🌷Part 37. Obrolan Ringan

927 112 33
                                    

Suasana di kantin begitu ramai, dipenuhi oleh siswa-siswi yang mengantri dengan gelisah, namun belum juga mendapatkan makanan. Di sudut kantin yang lebih tenang, meja panjang tempat Gio dan teman-temannya serta Valeska dan gengnya menjadi saksi bisu canda tawa yang mengisi udara segar yang masuk dari jendela terbuka.

Rendra, yang masih mengingat kejadian kemarin, meluapkan kekesalannya. "Lihat nih, bocah tolol! Kemarin dia dorong gue sampai hampir jatuh ke lubang sampah di warung Bi Runi. Goblok banget, sumpah," gerutunya sambil mengingat kembali saat dirinya hampir celaka gara-gara Dimas yang tidak sengaja mendorongnya.

Gio, Valeska, dan yang lainnya langsung tergelak mendengar kisah itu, terutama saat melihat ekspresi Dimas yang kesal setelah kepalanya ditoyor oleh Rendra.

"Padahal udah gue bilang jangan naruh motor deket lubang sampah, tapi dia ngeyel, anjir. Alasannya biar motor nggak kepanasan! Kan udah sempit, udah tau itu buat jalan keluar. Salah lo sendiri lah Ren," jawab Dimas dengan nada membela diri, tak mau kalah.

Bimo yang dari tadi tertawa terbahak-bahak, akhirnya angkat bicara sambil memegangi perutnya yang terasa kaku. "Goblok, capek banget gue ngetawain kalian. Hahaha!"
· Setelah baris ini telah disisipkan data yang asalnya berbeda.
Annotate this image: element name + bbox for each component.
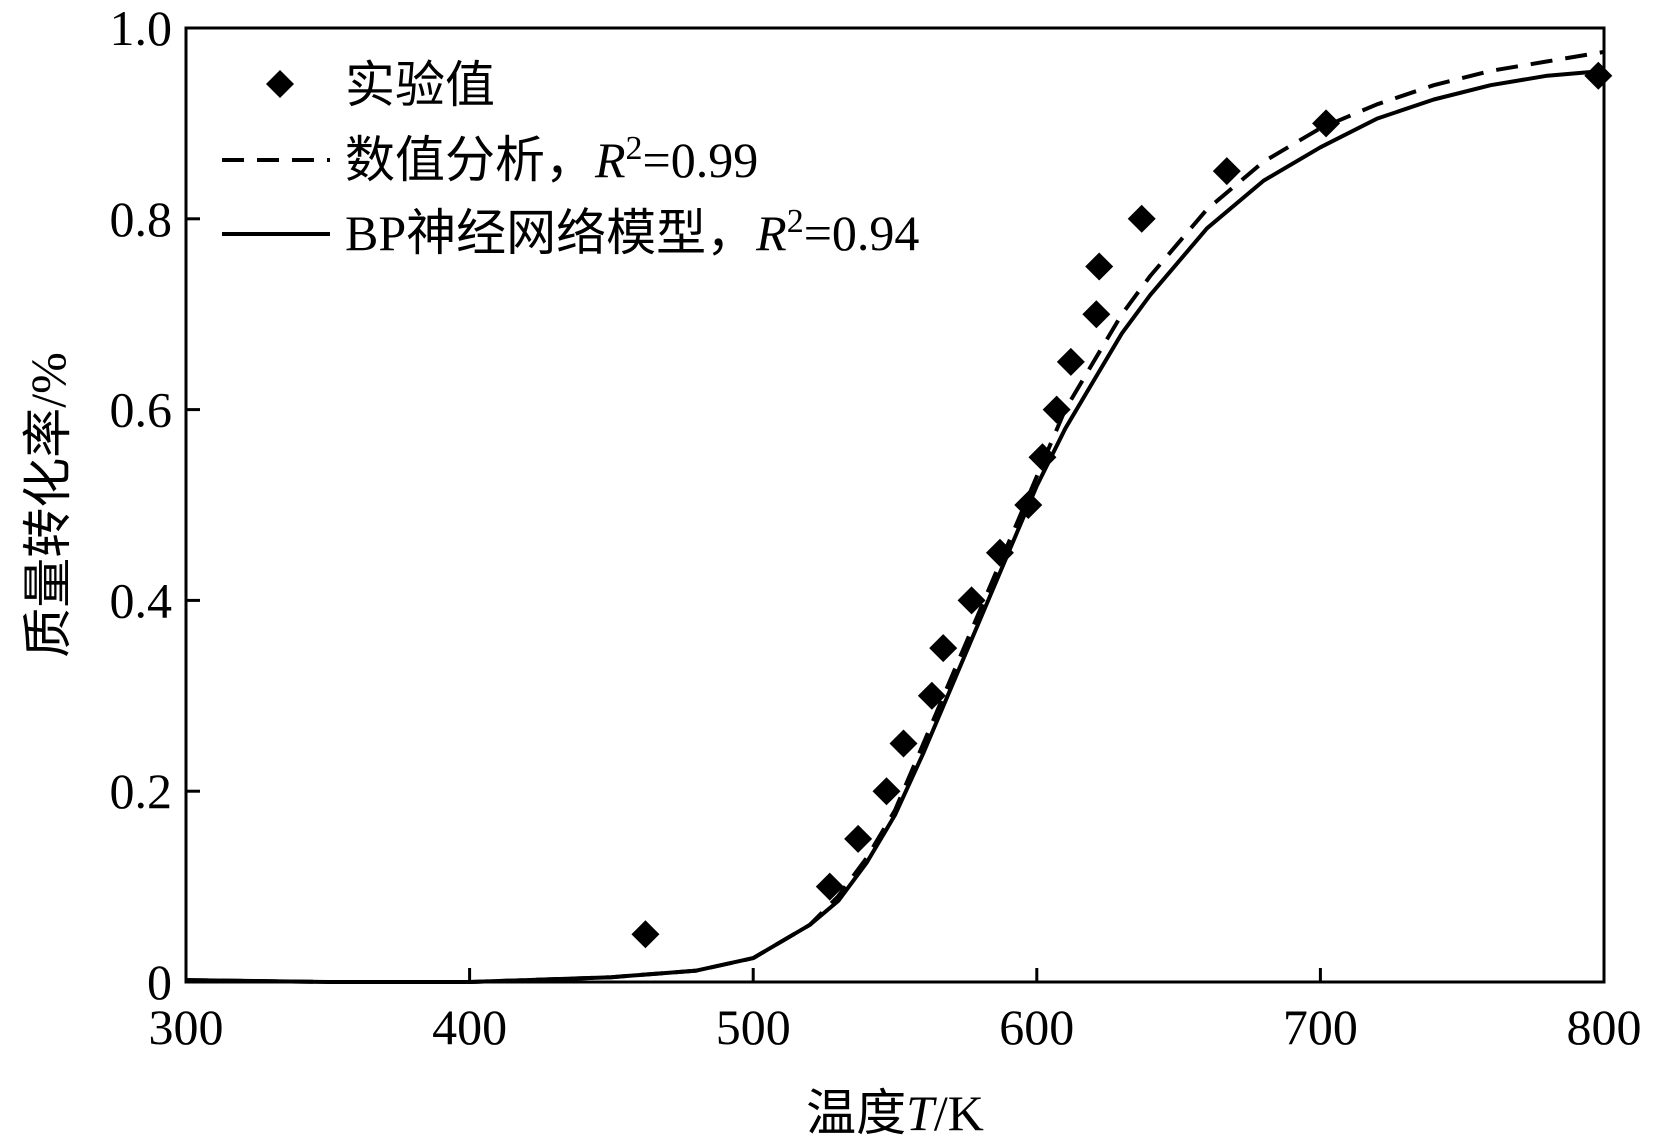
y-tick-label: 0.4 (110, 572, 173, 628)
x-tick-label: 300 (149, 999, 224, 1055)
legend-label-bp: BP神经网络模型，R2=0.94 (345, 203, 919, 261)
data-point-experimental (1082, 300, 1111, 329)
data-point-experimental (1014, 491, 1043, 519)
plot-area (185, 49, 1613, 984)
y-tick-label: 1.0 (110, 0, 173, 56)
series-line-numerical (185, 49, 1605, 984)
data-point-experimental (917, 681, 946, 710)
x-tick-label: 600 (999, 999, 1074, 1055)
data-point-experimental (957, 586, 986, 615)
data-point-experimental (1312, 109, 1341, 138)
plot-frame (184, 26, 1606, 984)
y-tick-label: 0 (147, 954, 172, 1010)
data-point-experimental (872, 777, 901, 806)
x-tick-label: 500 (716, 999, 791, 1055)
data-point-experimental (985, 538, 1014, 567)
x-axis: 300 400 500 600 700 800 (149, 968, 1642, 1055)
x-tick-label: 700 (1283, 999, 1358, 1055)
data-point-experimental (1028, 443, 1057, 472)
x-tick-label: 400 (432, 999, 507, 1055)
data-point-experimental (1212, 157, 1241, 186)
legend-item-numerical: 数值分析，R2=0.99 (222, 130, 758, 188)
data-point-experimental (1056, 347, 1085, 376)
data-point-experimental (631, 920, 660, 949)
y-tick-label: 0.6 (110, 382, 173, 438)
legend-label-numerical: 数值分析，R2=0.99 (345, 130, 758, 188)
legend-item-experimental: 实验值 (266, 57, 495, 113)
y-tick-label: 0.8 (110, 191, 173, 247)
data-point-experimental (1127, 204, 1156, 233)
y-axis-title: 质量转化率/% (20, 352, 76, 658)
data-point-experimental (1085, 252, 1114, 281)
data-point-experimental (1584, 61, 1613, 90)
legend-item-bp: BP神经网络模型，R2=0.94 (222, 203, 919, 261)
legend: 实验值 数值分析，R2=0.99 BP神经网络模型，R2=0.94 (222, 57, 919, 261)
data-point-experimental (815, 872, 844, 901)
y-axis: 0 0.2 0.4 0.6 0.8 1.0 (110, 0, 200, 1010)
data-point-experimental (844, 824, 873, 853)
legend-label-experimental: 实验值 (345, 57, 495, 113)
data-point-experimental (889, 729, 918, 758)
legend-diamond-marker (266, 70, 294, 98)
x-tick-label: 800 (1567, 999, 1642, 1055)
x-axis-title: 温度T/K (806, 1085, 984, 1141)
data-point-experimental (929, 634, 958, 663)
y-tick-label: 0.2 (110, 763, 173, 819)
data-point-experimental (1042, 395, 1071, 424)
Laura yang juga tak bisa menahan tawanya menimpali, "Kak, seharusnya sekalian aja dorong yang kenceng biar dia jatuh kebawah, kumpul sama temen temennya. Hahaha!"

Rendra, yang merasa diabaikan oleh teman-temannya, langsung merajuk dengan nada dramatis, "Ini nggak ada yang ngebela dedek? Ih, sumpah, nggak pernah sekecewa ini. Gila sih, sakit hati banget. Cukup tau sumpah"

Citra yang mendengar itu langsung melontarkan komentar dengan tatapan jijik, "Jih, najong anjir. Geuleuh. Nggak cocok muka sangar tapi menye-menye gitu."

"Cit, astaga cit"

Tawa mereka perlahan mereda saat seseorang tiba-tiba muncul dan duduk di samping Valeska. Rahel, dengan senyum lebar yang terkesan tanpa beban, menyapa dengan nada santai, "Hay Val."

Valeska, yang duduk di sisi yang lebih terbuka, segera menggeser tubuhnya, merasa tidak nyaman. Namun Rahel tak bergeming, malah berkata dengan nada seolah tak ada kesalahan, "Maafin gue ya."

Tatapan Gio yang tadi masih penuh canda, kini berubah tajam dan dingin. Tanpa berkata sepatah kata pun, dia bangkit dari tempat duduknya yang di dekat tembok, keluar dari kursi panjang, mendekati Rahel dan dengan tegas menempatkan tangannya di antara Rahel dan Valeska, menghalangi Rahel untuk menyentuh istrinya.

Valeska mendongak, melihat Gio dengan tatapan khawatir. Namun tatapan Gio tetap terfokus pada Rahel, seolah mengunci pandangannya dengan dingin. "Mending lo pergi deh. Lo nggak seharusnya ada di sini," ucap Gio, suaranya datar tapi penuh ancaman.

Rahel berdiri, mencoba mempertahankan posisinya dengan senyum penuh kelicikan. "Kok kamu gitu sih, sayang?" celetuknya, berusaha menggoda Gio.

Namun Gio hanya tertawa kecil, tertawa penuh penghinaan. "Sayang? Heh, kita udah putus, lol. Gue nggak sudi punya pacar kayak lo," ucapnya tajam, jari telunjuknya mengarah tepat ke wajah Rahel, membuat gadis itu terdiam.

Gio melanjutkan dengan nada penuh penyesalan yang dingin, "Dua tahun gue cuma buang-buang waktu sama cewek banyak drama kayak lo."

Rahel mencoba membela diri dengan suara manja yang semakin tak cocok di telinga Gio, "Apaan sih, aku nggak banyak drama sayang."

Seluruh kantin kini terdiam, memperhatikan konfrontasi yang semakin memanas. Mata semua orang tertuju pada mereka, namun Rahel tampaknya tak peduli.

Emosi Gio akhirnya memuncak. "Lo itu seharusnya masuk penjara, bangsat." teriaknya keras, suaranya menggema di seluruh ruangan.